Han sido muchos y muy variados los hechos de delincuencia organizados y dirigidos por reclusos que disponen de mecanismos comunicacionales que les permiten llevar a cabo con absoluta impunidad sus actos delictivos a control remoto.
Nada nuevo se dice cuando se advierte que el acceso a dichos instrumentos no puede ser posible sin la colaboración efectiva —y complicidad en muchos casos— de autoridades encargadas de velar para que eso no ocurra.
Durante muchos años se ha advertido que la única vía para afrontar la situación es mediante el bloqueo de señales celulares, de forma que a los delincuentes recluidos les serviría de poco contar con los dispositivos si no disponen de acceso a la red.
El tiempo pasó y todo siguió igual.
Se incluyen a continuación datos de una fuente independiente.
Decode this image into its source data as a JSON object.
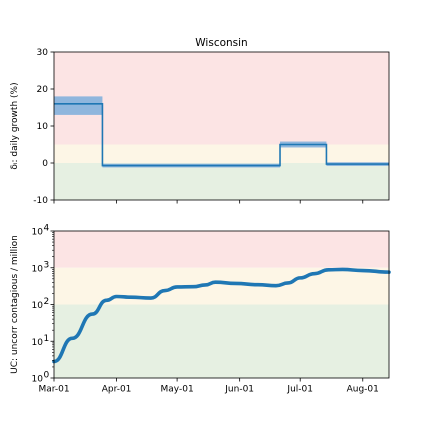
{
  "title": "Wisconsin",
  "colors": {
    "line": "#1f77b4",
    "band": "#8fb6dd",
    "zone_red": "#fce4e4",
    "zone_yellow": "#fdf6e6",
    "zone_green": "#e6f0e2"
  },
  "x_ticks": [
    {
      "date": "2020-03-01",
      "label": "Mar-01"
    },
    {
      "date": "2020-04-01",
      "label": "Apr-01"
    },
    {
      "date": "2020-05-01",
      "label": "May-01"
    },
    {
      "date": "2020-06-01",
      "label": "Jun-01"
    },
    {
      "date": "2020-07-01",
      "label": "Jul-01"
    },
    {
      "date": "2020-08-01",
      "label": "Aug-01"
    }
  ],
  "chart_data": [
    {
      "type": "line",
      "title": "Wisconsin",
      "ylabel": "δᵢ: daily growth (%)",
      "xlim": [
        "2020-03-01",
        "2020-08-14"
      ],
      "ylim": [
        -10,
        30
      ],
      "y_ticks": [
        -10,
        0,
        10,
        20,
        30
      ],
      "zones": {
        "green": [
          -10,
          0
        ],
        "yellow": [
          0,
          5
        ],
        "red": [
          5,
          30
        ]
      },
      "step_segments": [
        {
          "start": "2020-03-01",
          "end": "2020-03-25",
          "value": 16,
          "low": 13,
          "high": 18
        },
        {
          "start": "2020-03-25",
          "end": "2020-06-21",
          "value": -0.7,
          "low": -1.2,
          "high": -0.2
        },
        {
          "start": "2020-06-21",
          "end": "2020-07-14",
          "value": 5,
          "low": 4.2,
          "high": 5.8
        },
        {
          "start": "2020-07-14",
          "end": "2020-08-14",
          "value": -0.3,
          "low": -0.8,
          "high": 0.2
        }
      ]
    },
    {
      "type": "line",
      "ylabel": "UC: uncorr contagious / million",
      "yscale": "log",
      "ylim": [
        1,
        10000
      ],
      "y_ticks": [
        {
          "value": 1,
          "label": "10",
          "exp": "0"
        },
        {
          "value": 10,
          "label": "10",
          "exp": "1"
        },
        {
          "value": 100,
          "label": "10",
          "exp": "2"
        },
        {
          "value": 1000,
          "label": "10",
          "exp": "3"
        },
        {
          "value": 10000,
          "label": "10",
          "exp": "4"
        }
      ],
      "xlim": [
        "2020-03-01",
        "2020-08-14"
      ],
      "zones": {
        "green": [
          1,
          100
        ],
        "yellow": [
          100,
          1000
        ],
        "red": [
          1000,
          10000
        ]
      },
      "series": [
        {
          "points": [
            [
              "2020-03-01",
              2.8
            ],
            [
              "2020-03-10",
              12
            ],
            [
              "2020-03-20",
              55
            ],
            [
              "2020-03-27",
              130
            ],
            [
              "2020-04-01",
              165
            ],
            [
              "2020-04-08",
              158
            ],
            [
              "2020-04-18",
              150
            ],
            [
              "2020-04-25",
              240
            ],
            [
              "2020-05-01",
              300
            ],
            [
              "2020-05-09",
              305
            ],
            [
              "2020-05-15",
              340
            ],
            [
              "2020-05-20",
              405
            ],
            [
              "2020-05-30",
              375
            ],
            [
              "2020-06-10",
              345
            ],
            [
              "2020-06-19",
              325
            ],
            [
              "2020-06-25",
              385
            ],
            [
              "2020-07-01",
              530
            ],
            [
              "2020-07-08",
              690
            ],
            [
              "2020-07-15",
              880
            ],
            [
              "2020-07-22",
              900
            ],
            [
              "2020-08-01",
              840
            ],
            [
              "2020-08-14",
              760
            ]
          ]
        }
      ]
    }
  ]
}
Muchas promesas, inversiones fallidas y algo más, sin que se pusiera en marcha el bloqueo, algunas veces bajo el alegato de que las prestadoras de servicio celular lo objetaban, pues terminaría afectando a la población externa a los recintos penitenciarios.
Sin embargo, salta a la vista que realmente lo que faltaba era la voluntad, pues en cuanto asumió la presidencia del Instituto Dominicano de las Telecomunicaciones, Guido Gómez Mazara se ha propuesto enfrentar el problema. Y yo digo: si Guido no lo hace, nadie lo haría, conociendo la determinación que caracteriza su personalidad.
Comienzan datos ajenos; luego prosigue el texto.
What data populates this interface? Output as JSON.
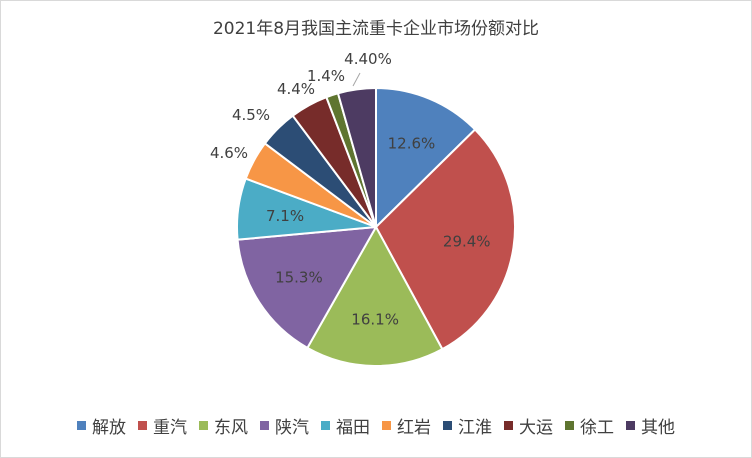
{
  "chart_data": {
    "type": "pie",
    "title": "2021年8月我国主流重卡企业市场份额对比",
    "legend_position": "bottom",
    "categories": [
      "解放",
      "重汽",
      "东风",
      "陕汽",
      "福田",
      "红岩",
      "江淮",
      "大运",
      "徐工",
      "其他"
    ],
    "values": [
      12.6,
      29.4,
      16.1,
      15.3,
      7.1,
      4.6,
      4.5,
      4.4,
      1.4,
      4.4
    ],
    "labels": [
      "12.6%",
      "29.4%",
      "16.1%",
      "15.3%",
      "7.1%",
      "4.6%",
      "4.5%",
      "4.4%",
      "1.4%",
      "4.40%"
    ],
    "colors": [
      "#4f81bd",
      "#c0504d",
      "#9bbb59",
      "#8064a2",
      "#4bacc6",
      "#f79646",
      "#2c4d75",
      "#772c2a",
      "#5f7530",
      "#4d3b62"
    ]
  }
}
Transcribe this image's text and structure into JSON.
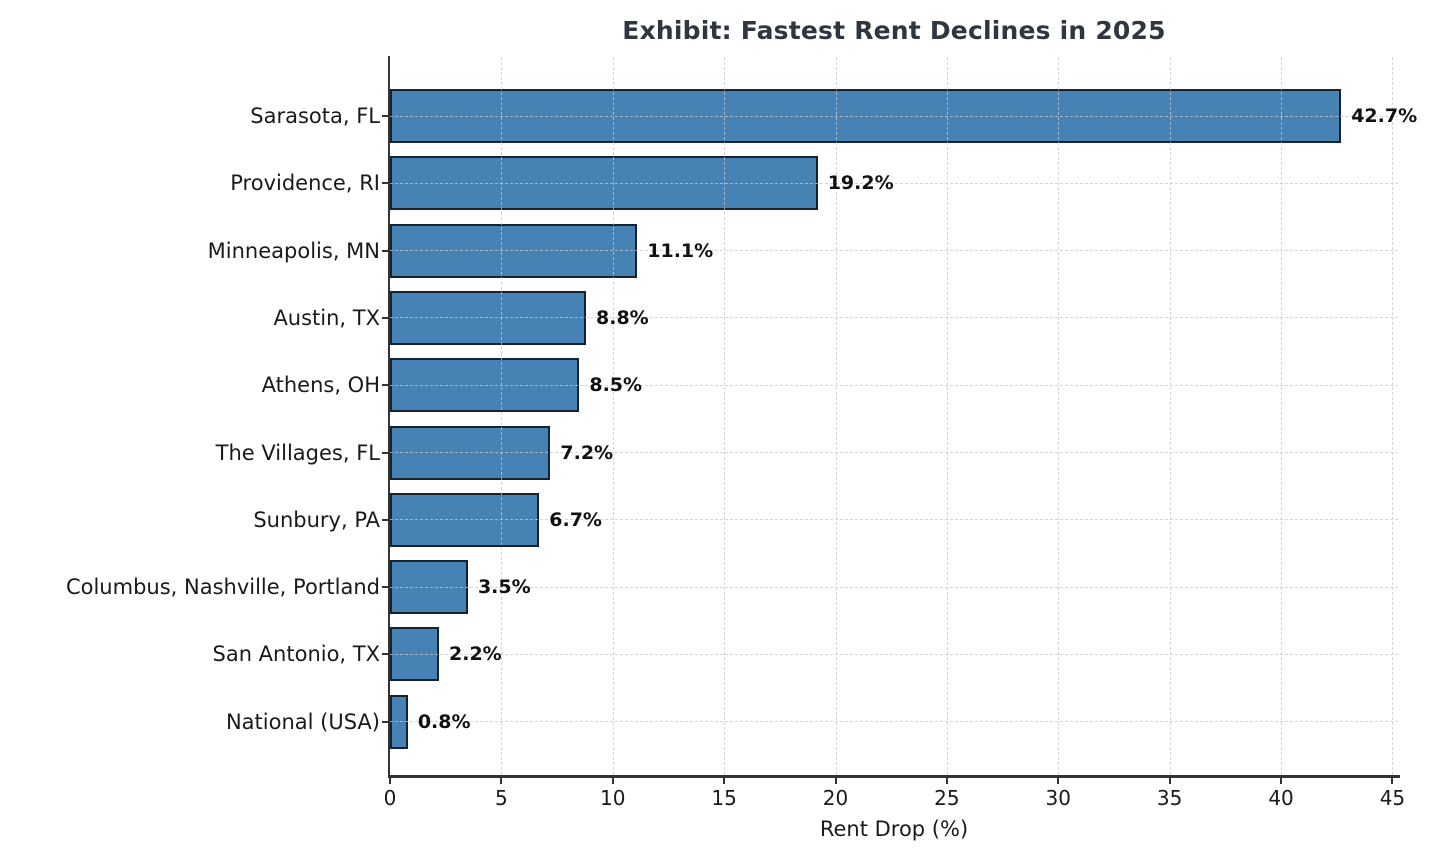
{
  "chart_data": {
    "type": "bar",
    "orientation": "horizontal",
    "title": "Exhibit: Fastest Rent Declines in 2025",
    "xlabel": "Rent Drop (%)",
    "ylabel": "",
    "categories": [
      "Sarasota, FL",
      "Providence, RI",
      "Minneapolis, MN",
      "Austin, TX",
      "Athens, OH",
      "The Villages, FL",
      "Sunbury, PA",
      "Columbus, Nashville, Portland",
      "San Antonio, TX",
      "National (USA)"
    ],
    "values": [
      42.7,
      19.2,
      11.1,
      8.8,
      8.5,
      7.2,
      6.7,
      3.5,
      2.2,
      0.8
    ],
    "value_labels": [
      "42.7%",
      "19.2%",
      "11.1%",
      "8.8%",
      "8.5%",
      "7.2%",
      "6.7%",
      "3.5%",
      "2.2%",
      "0.8%"
    ],
    "xlim": [
      0,
      45.25
    ],
    "xticks": [
      0,
      5,
      10,
      15,
      20,
      25,
      30,
      35,
      40,
      45
    ],
    "grid": true,
    "legend": "none",
    "colors": {
      "bar_fill": "#4682b4",
      "bar_edge": "#16222e",
      "title": "#2f3640",
      "axis": "#333333",
      "grid": "#c8c8c8",
      "text": "#1a1a1a",
      "background": "#ffffff"
    }
  }
}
En consecuencia, ha de suponerse que contando con los recursos necesarios, la voluntad de Guido y la colaboración efectiva de la Procuraduría General de la República, la instalación de estos bloqueadores de señales podrá ser efectiva ahora.
No es posible que existiendo todos los adelantos tecnológicos y la capacidad humana se permitiera que muchas cárceles fueran convertidas en laboratorios del crimen, donde se organizan y dirigen asesinatos, secuestros, extorsiones, estafas, ciberdelincuencia a diferentes escalas, robos de vehículos y un amplio catálogo de otros delitos graves o simples.
Ahora bien, es probable que haya que ir un poco más allá de la instalación y funcionamiento de los bloqueadores, pues de alguna manera los delincuentes y sus aliados dentro de las cárceles se ingeniarán la forma de seguir operando bajo otros métodos.